Присутствующие посматривали на Бородку, ожидая его реплик, протестов, зная, как метко он умеет бросать эти реплики, сбивать ораторов. А с Малашенко он на «ты» — старые приятели, и потому вряд ли Бородка растеряется и сейчас. Но, ко всеобщему удивлению, Бородка молчал и даже не смотрел на выступающего, а разглядывал свои большие красные руки, лежавшие на столе, на листах чистой бумаги. Его поразило одно обстоятельство: слова Малашенко казались удивительно знакомыми, где-то он их уже слышал. Но когда и от кого? Он никак не мог припомнить, и это мешало ему непосредственно реагировать на обвинения секретаря обкома.

— А в данном случае Бородка просто утратил принципиальность и объективность партийного руководителя. Он отомстил Лемяшевичу за критику…

Артем Захарович вдруг вспомнил, кто раньше говорил эти же слова, — Волотович, — и быстро повернул голову, набычился, готовый ринуться в бой.

— Лемяшевич возмущался некоторыми аморальными поступками секретаря райкома…

— Я протестую! — Бородка хлопнул ладонью по столу.

— Против чего вы протестуете? — резко спросил Малашенко, подавшись вперед.

— Вы не имеете права!

— Что? Вас критиковать?

Кто-то из членов бюро засмеялся. Журавский перешел от окна, где он сидел до сих пор, к столу секретаря, сел рядом с Малашенко и спокойно сказал:

— Товарищ Бородка! Не забывайте, что вы на бюро обкома… а не у себя в районе, где, говорят, вас и в самом деле боятся критиковать. Лемяшевич вот попробовал… так вы тут же хотели перевести его в другую школу. А проще говоря — выжить.

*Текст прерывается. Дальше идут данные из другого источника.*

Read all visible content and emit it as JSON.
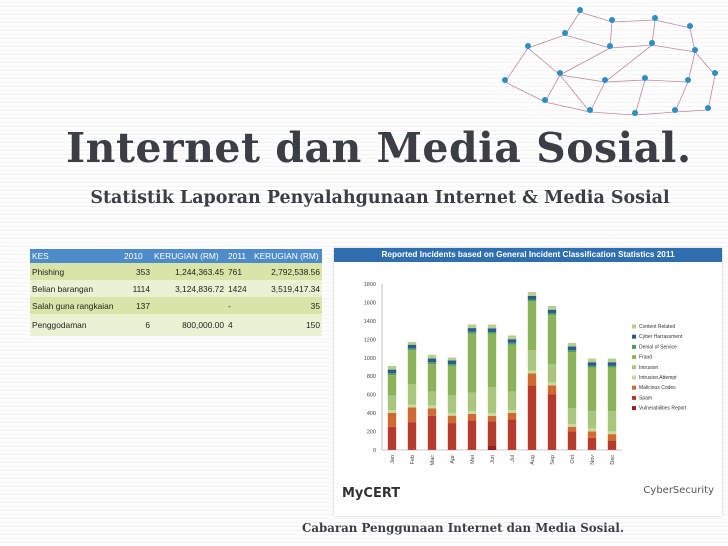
{
  "slide": {
    "title": "Internet dan Media Sosial.",
    "subtitle": "Statistik Laporan Penyalahgunaan Internet & Media Sosial",
    "footer": "Cabaran Penggunaan Internet dan Media Sosial."
  },
  "stats_table": {
    "headers": [
      "KES",
      "2010",
      "KERUGIAN (RM)",
      "2011",
      "KERUGIAN (RM)"
    ],
    "rows": [
      [
        "Phishing",
        "353",
        "1,244,363.45",
        "761",
        "2,792,538.56"
      ],
      [
        "Belian barangan",
        "1114",
        "3,124,836.72",
        "1424",
        "3,519,417.34"
      ],
      [
        "Salah guna rangkaian",
        "137",
        "",
        "-",
        "35"
      ],
      [
        "Penggodaman",
        "6",
        "800,000.00",
        "4",
        "150"
      ]
    ]
  },
  "chart_data": {
    "type": "bar",
    "stacked": true,
    "title": "Reported Incidents based on General Incident Classification Statistics 2011",
    "categories": [
      "Jan",
      "Feb",
      "Mac",
      "Apr",
      "Mei",
      "Jun",
      "Jul",
      "Aug",
      "Sep",
      "Oct",
      "Nov",
      "Dec"
    ],
    "ylim": [
      0,
      1800
    ],
    "yticks": [
      0,
      200,
      400,
      600,
      800,
      1000,
      1200,
      1400,
      1600,
      1800
    ],
    "grid": false,
    "legend_position": "right",
    "series": [
      {
        "name": "Vulnerabilities Report",
        "color": "#9a1f1f",
        "values": [
          2,
          2,
          2,
          2,
          2,
          50,
          2,
          2,
          2,
          2,
          2,
          2
        ]
      },
      {
        "name": "Spam",
        "color": "#b63a2a",
        "values": [
          250,
          300,
          370,
          290,
          320,
          260,
          330,
          700,
          600,
          200,
          130,
          100
        ]
      },
      {
        "name": "Malicious Codes",
        "color": "#d06a30",
        "values": [
          150,
          160,
          80,
          80,
          70,
          60,
          70,
          130,
          100,
          50,
          70,
          70
        ]
      },
      {
        "name": "Intrusion Attempt",
        "color": "#c9d9a0",
        "values": [
          30,
          30,
          30,
          30,
          30,
          30,
          30,
          30,
          30,
          30,
          30,
          30
        ]
      },
      {
        "name": "Intrusion",
        "color": "#a9c77c",
        "values": [
          160,
          220,
          150,
          190,
          200,
          280,
          200,
          220,
          200,
          170,
          190,
          220
        ]
      },
      {
        "name": "Fraud",
        "color": "#8db35a",
        "values": [
          220,
          370,
          300,
          320,
          640,
          580,
          510,
          530,
          530,
          610,
          470,
          470
        ]
      },
      {
        "name": "Denial of Service",
        "color": "#4aa05a",
        "values": [
          20,
          20,
          20,
          20,
          20,
          20,
          20,
          20,
          20,
          20,
          20,
          20
        ]
      },
      {
        "name": "Cyber Harrassment",
        "color": "#2d5a8a",
        "values": [
          40,
          40,
          40,
          40,
          40,
          40,
          40,
          40,
          40,
          40,
          40,
          40
        ]
      },
      {
        "name": "Content Related",
        "color": "#b6cf8e",
        "values": [
          40,
          30,
          40,
          30,
          40,
          40,
          40,
          40,
          40,
          40,
          40,
          40
        ]
      }
    ]
  },
  "branding": {
    "mycert": "MyCERT",
    "cybersecurity": "CyberSecurity"
  },
  "colors": {
    "text": "#3b3f45",
    "table_header": "#4e8bc9",
    "chart_header": "#2f6fb0"
  }
}
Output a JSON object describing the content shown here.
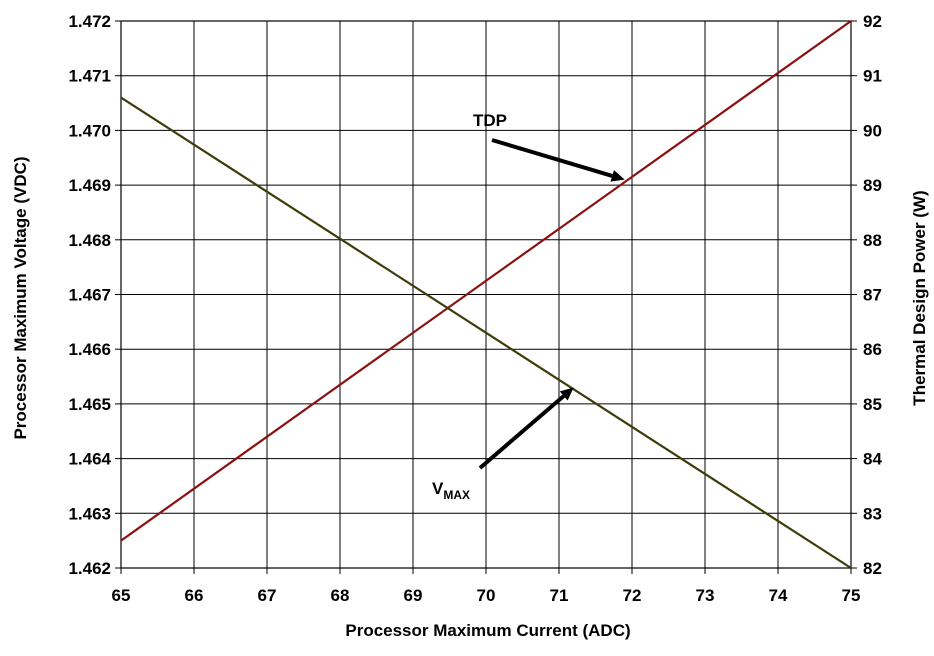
{
  "chart_data": {
    "type": "line",
    "xlabel": "Processor Maximum Current (ADC)",
    "ylabel_left": "Processor Maximum Voltage (VDC)",
    "ylabel_right": "Thermal Design Power (W)",
    "xlim": [
      65,
      75
    ],
    "ylim_left": [
      1.462,
      1.472
    ],
    "ylim_right": [
      82,
      92
    ],
    "x_ticks": [
      "65",
      "66",
      "67",
      "68",
      "69",
      "70",
      "71",
      "72",
      "73",
      "74",
      "75"
    ],
    "y_left_ticks": [
      "1.462",
      "1.463",
      "1.464",
      "1.465",
      "1.466",
      "1.467",
      "1.468",
      "1.469",
      "1.470",
      "1.471",
      "1.472"
    ],
    "y_right_ticks": [
      "82",
      "83",
      "84",
      "85",
      "86",
      "87",
      "88",
      "89",
      "90",
      "91",
      "92"
    ],
    "grid": true,
    "series": [
      {
        "name": "TDP",
        "axis": "right",
        "color": "#8B1010",
        "x": [
          65,
          75
        ],
        "values": [
          82.5,
          92.0
        ]
      },
      {
        "name": "VMAX",
        "axis": "left",
        "color": "#3C3C0A",
        "x": [
          65,
          75
        ],
        "values": [
          1.4706,
          1.462
        ]
      }
    ],
    "annotations": {
      "tdp": {
        "text": "TDP",
        "points_to": [
          71.9,
          89.1
        ]
      },
      "vmax": {
        "text": "V",
        "subscript": "MAX",
        "points_to": [
          71.2,
          1.4653
        ]
      }
    }
  }
}
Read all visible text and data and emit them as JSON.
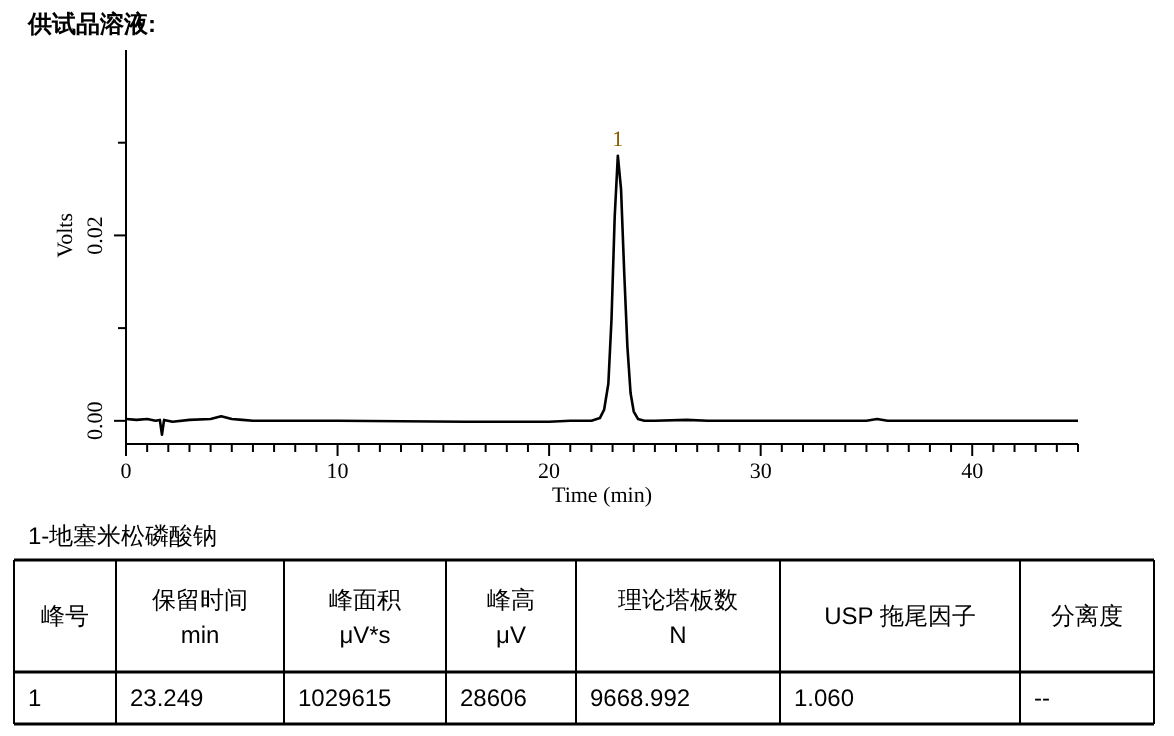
{
  "chart_data": {
    "type": "line",
    "title": "供试品溶液:",
    "xlabel": "Time (min)",
    "ylabel": "Volts",
    "xlim": [
      0,
      45
    ],
    "ylim": [
      -0.0025,
      0.04
    ],
    "xticks": [
      0,
      {
        "value": 1,
        "label": null
      },
      {
        "value": 2,
        "label": null
      },
      {
        "value": 3,
        "label": null
      },
      {
        "value": 4,
        "label": null
      },
      {
        "value": 5,
        "label": null
      },
      {
        "value": 6,
        "label": null
      },
      {
        "value": 7,
        "label": null
      },
      {
        "value": 8,
        "label": null
      },
      {
        "value": 9,
        "label": null
      },
      10,
      {
        "value": 11,
        "label": null
      },
      {
        "value": 12,
        "label": null
      },
      {
        "value": 13,
        "label": null
      },
      {
        "value": 14,
        "label": null
      },
      {
        "value": 15,
        "label": null
      },
      {
        "value": 16,
        "label": null
      },
      {
        "value": 17,
        "label": null
      },
      {
        "value": 18,
        "label": null
      },
      {
        "value": 19,
        "label": null
      },
      20,
      {
        "value": 21,
        "label": null
      },
      {
        "value": 22,
        "label": null
      },
      {
        "value": 23,
        "label": null
      },
      {
        "value": 24,
        "label": null
      },
      {
        "value": 25,
        "label": null
      },
      {
        "value": 26,
        "label": null
      },
      {
        "value": 27,
        "label": null
      },
      {
        "value": 28,
        "label": null
      },
      {
        "value": 29,
        "label": null
      },
      30,
      {
        "value": 31,
        "label": null
      },
      {
        "value": 32,
        "label": null
      },
      {
        "value": 33,
        "label": null
      },
      {
        "value": 34,
        "label": null
      },
      {
        "value": 35,
        "label": null
      },
      {
        "value": 36,
        "label": null
      },
      {
        "value": 37,
        "label": null
      },
      {
        "value": 38,
        "label": null
      },
      {
        "value": 39,
        "label": null
      },
      40,
      {
        "value": 41,
        "label": null
      },
      {
        "value": 42,
        "label": null
      },
      {
        "value": 43,
        "label": null
      },
      {
        "value": 44,
        "label": null
      },
      {
        "value": 45,
        "label": null
      }
    ],
    "yticks": [
      {
        "value": 0,
        "label": "0.00"
      },
      {
        "value": 0.01,
        "label": null
      },
      {
        "value": 0.02,
        "label": "0.02"
      },
      {
        "value": 0.03,
        "label": null
      }
    ],
    "grid": false,
    "marker": "none",
    "line_style": "solid",
    "series": [
      {
        "color": "#000000",
        "x": [
          0,
          0.5,
          1,
          1.4,
          1.6,
          1.7,
          1.8,
          2.2,
          3,
          4,
          4.5,
          5,
          5.5,
          6,
          10,
          16,
          20,
          21,
          22,
          22.4,
          22.6,
          22.8,
          22.95,
          23.1,
          23.249,
          23.4,
          23.55,
          23.7,
          23.85,
          24.0,
          24.2,
          24.5,
          25,
          26.5,
          27.5,
          30,
          35,
          35.5,
          36,
          40,
          43,
          45
        ],
        "values": [
          0.0002,
          0.0001,
          0.0002,
          0,
          0.0001,
          -0.0015,
          0.0001,
          -0.0001,
          0.0001,
          0.0002,
          0.0005,
          0.0002,
          0.0001,
          0,
          0,
          -0.0001,
          -0.0001,
          0,
          0,
          0.0003,
          0.0012,
          0.004,
          0.011,
          0.022,
          0.0286,
          0.025,
          0.016,
          0.008,
          0.003,
          0.001,
          0.0002,
          0,
          0,
          0.0001,
          0,
          0,
          0,
          0.0002,
          0,
          0,
          0,
          0
        ]
      }
    ],
    "annotations": [
      {
        "text": "1",
        "x": 23.249,
        "y": 0.0286
      },
      "1-地塞米松磷酸钠",
      "峰号",
      "保留时间\nmin",
      "峰面积\nμV*s",
      "峰高\nμV",
      "理论塔板数\nN",
      "USP 拖尾因子",
      "分离度",
      "1",
      "23.249",
      "1029615",
      "28606",
      "9668.992",
      "1.060",
      "--"
    ]
  }
}
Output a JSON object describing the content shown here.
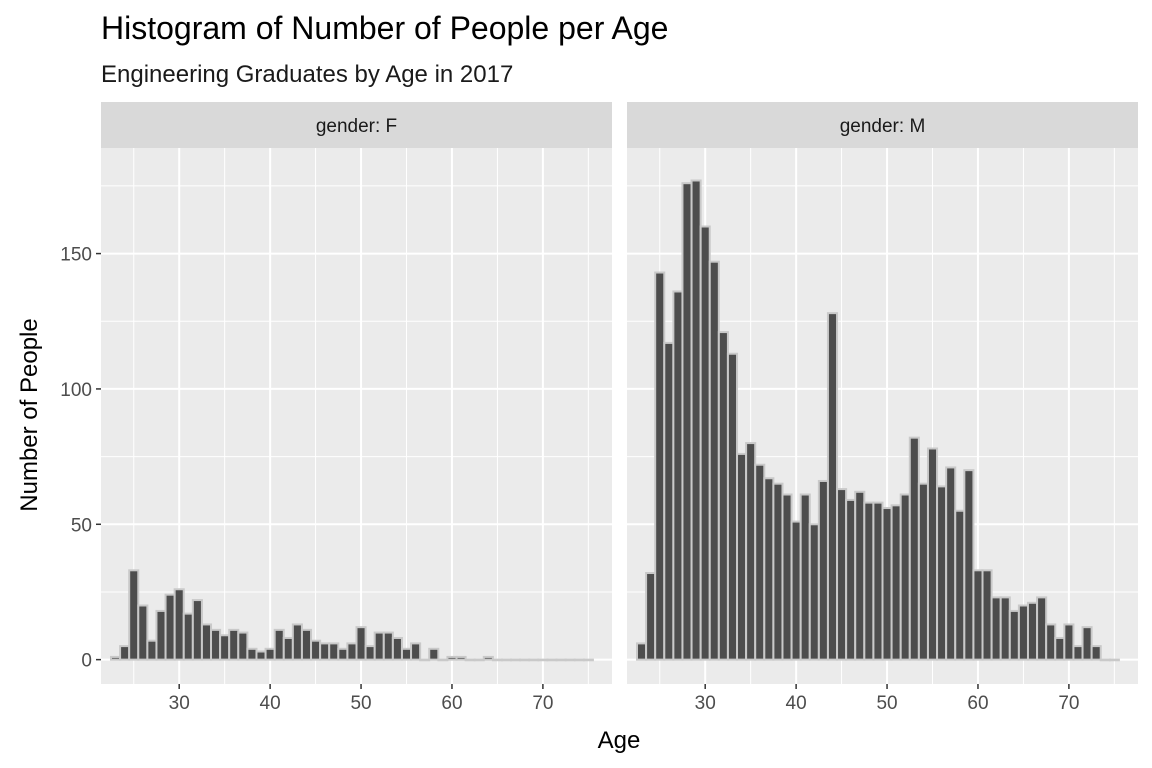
{
  "chart_data": {
    "type": "bar",
    "title": "Histogram of Number of People per Age",
    "subtitle": "Engineering Graduates by Age in 2017",
    "xlabel": "Age",
    "ylabel": "Number of People",
    "xlim": [
      21.4,
      77.6
    ],
    "ylim": [
      -9,
      189
    ],
    "x_ticks": [
      30,
      40,
      50,
      60,
      70
    ],
    "y_ticks": [
      0,
      50,
      100,
      150
    ],
    "bin_width": 1,
    "bin_start": 22.5,
    "bin_centers": [
      23,
      24,
      25,
      26,
      27,
      28,
      29,
      30,
      31,
      32,
      33,
      34,
      35,
      36,
      37,
      38,
      39,
      40,
      41,
      42,
      43,
      44,
      45,
      46,
      47,
      48,
      49,
      50,
      51,
      52,
      53,
      54,
      55,
      56,
      57,
      58,
      59,
      60,
      61,
      62,
      63,
      64,
      65,
      66,
      67,
      68,
      69,
      70,
      71,
      72,
      73,
      74,
      75
    ],
    "grid": true,
    "legend": "none",
    "colors": {
      "bar_fill": "#4d4d4d",
      "bar_outline": "#c9c9c9",
      "panel_bg": "#ebebeb",
      "strip_bg": "#d9d9d9",
      "grid": "#ffffff"
    },
    "panels": [
      {
        "strip": "gender: F",
        "values": [
          1,
          5,
          33,
          20,
          7,
          18,
          24,
          26,
          17,
          22,
          13,
          11,
          9,
          11,
          10,
          4,
          3,
          4,
          11,
          8,
          13,
          11,
          7,
          6,
          6,
          4,
          6,
          12,
          5,
          10,
          10,
          8,
          4,
          6,
          0,
          4,
          0,
          1,
          1,
          0,
          0,
          1,
          0,
          0,
          0,
          0,
          0,
          0,
          0,
          0,
          0,
          0,
          0
        ]
      },
      {
        "strip": "gender: M",
        "values": [
          6,
          32,
          143,
          117,
          136,
          176,
          177,
          160,
          147,
          121,
          113,
          76,
          80,
          72,
          67,
          65,
          61,
          51,
          61,
          50,
          66,
          128,
          63,
          59,
          62,
          58,
          58,
          56,
          57,
          61,
          82,
          65,
          78,
          64,
          71,
          55,
          70,
          33,
          33,
          23,
          23,
          18,
          20,
          21,
          23,
          13,
          8,
          13,
          5,
          12,
          5,
          0,
          0
        ]
      }
    ]
  }
}
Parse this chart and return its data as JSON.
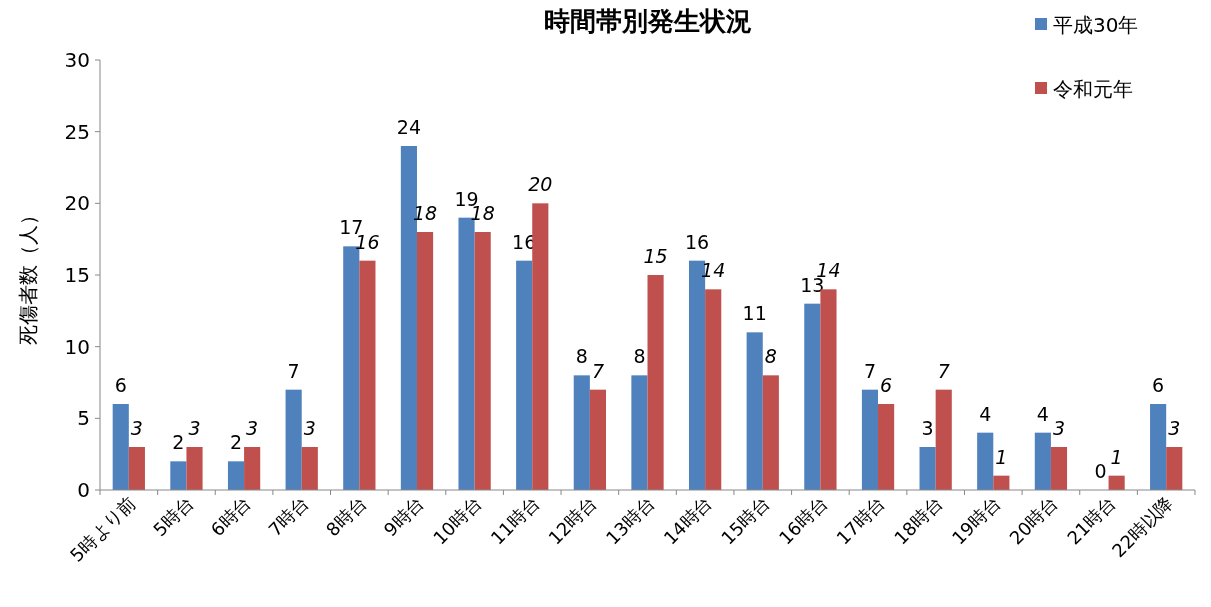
{
  "chart_data": {
    "type": "bar",
    "title": "時間帯別発生状況",
    "ylabel": "死傷者数（人）",
    "categories": [
      "5時より前",
      "5時台",
      "6時台",
      "7時台",
      "8時台",
      "9時台",
      "10時台",
      "11時台",
      "12時台",
      "13時台",
      "14時台",
      "15時台",
      "16時台",
      "17時台",
      "18時台",
      "19時台",
      "20時台",
      "21時台",
      "22時以降"
    ],
    "series": [
      {
        "name": "平成30年",
        "color": "#4f81bd",
        "values": [
          6,
          2,
          2,
          7,
          17,
          24,
          19,
          16,
          8,
          8,
          16,
          11,
          13,
          7,
          3,
          4,
          4,
          0,
          6
        ]
      },
      {
        "name": "令和元年",
        "color": "#c0504d",
        "values": [
          3,
          3,
          3,
          3,
          16,
          18,
          18,
          20,
          7,
          15,
          14,
          8,
          14,
          6,
          7,
          1,
          3,
          1,
          3
        ]
      }
    ],
    "ylim": [
      0,
      30
    ],
    "yticks": [
      0,
      5,
      10,
      15,
      20,
      25,
      30
    ],
    "data_labels": true,
    "legend": "top right"
  }
}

Не вышло…

— Обком вмешался, потому не вышло, — подхватил Малашенко. — Нет, товарищ Бородка, члены бюро должны знать всю подоплеку… И должен вас предупредить: если вы не сделаете надлежащих выводов, мы ещё вернемся к вашему поведению… Учтите. А вы, товарищ Лемяшевич, напрасно тут проявили ненужное благородство и не рассказали, как от вас хотели избавиться… Или тоже испугались? Вы хорошо начали… Так и продолжайте—режьте правду в глаза. Принципиальных людей партия всегда поддержит! Думаю, товарищи, все ясно? Предлагаю Стукову и Бородке за потерю принципиальности объявить выговор… Есть другие предложения?

Стуков вздохнул явно с облегчением и что-то зашептал своему соседу.

Бородка тяжело встал, оперся карандашом о стол, карандаш сломался, он с раздражением бросил его.

— Я протестую против такого решения!.. Я член обкома. Я буду жаловаться в ЦК…

— Пожалуйста. Ваше, право, — сказал Журавский.

— Вы навязываете членам бюро свою волю. Нарушаете партийную демократию!

— Не знал, что ты такой защитник демократии, — усмехнулся Малашенко.

— Почему «навязываем»? Мы высказали свою мысль, внесли предложение… А вы доказывайте, что это не так. Доказывайте, что вы правы. Я лично так понимаю демократию, — Журавский развел руками.

Бородка ничего доказывать не стал, сел на место.

— А может быть, чересчур строго, Петр Андреевич? — неуверенно спросил председатель облисполкома, добродушный толстяк. — Может, предупредим?